Den Störungsmelder lese ich regelmäßig, mit gutem Grund: dort sind immer wieder spannende und interessante Diskussionsansätze zu finden. Aktuell ist dort gerade ein Interview mit Althistoriker Prof. Dr. Egon Flaig zu finden, der wegen eines wissenschaftlichen Aufsatzes Beifall von der rechten Seite bekam, sich von dieser jedoch nicht vereinnahmen lassen will. Sehr, sehr lesenswert.
ENDSTATION RECHTS.: Hätte also die Linke nach Ihrer Meinung aus der „deutschen“ eine “humanistische Leitkultur” machen müssen?
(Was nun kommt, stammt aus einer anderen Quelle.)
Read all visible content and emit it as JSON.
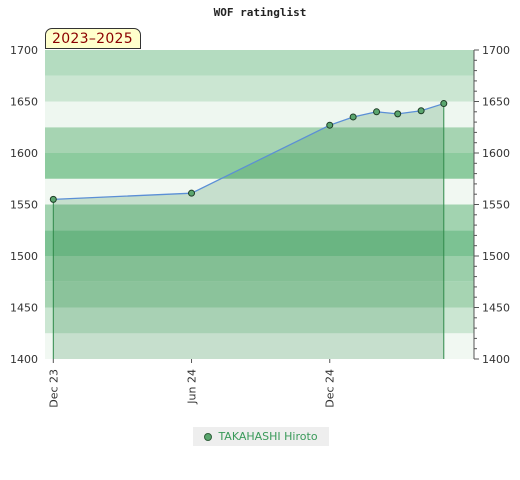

Prof. Flaig: Das wäre sinnvoll gewesen. Stattdessen hat sie dem Kulturrelativismus gehuldigt. Der Relativismus erweckt dabei zunächst den Eindruck der Vielfalt und der Toleranz: Alle Kulturen und kulturellen Ausdrücke sind angeblich gleich viel wert und gleichberechtigt. Aber damit geraten wir genau in das oben angesprochene Dilemma: Wenn das auf alle zutreffen soll, dann natürlich auch auf menschenrechts-feindliche Strömungen, Religionen und Bewegungen. Wenn es keine unverrückbaren ethischen Normen gibt, die für alle gelten, wenn alles erlaubt ist, dann kann auch niemand mehr sinnvoll gegen den Nationalsozialismus argumentieren. Und was gibt es Blamableres, als dass die Linke keinerlei Argumente mehr gegen Nazis hat, weil ihr ihre eigenen ethischen Kriterien abhanden gekommen sind – durch eine radikale ‚Toleranz’, die grundsätzlich kultur-relativistisch und somit menschenrechtsfeindlich ist?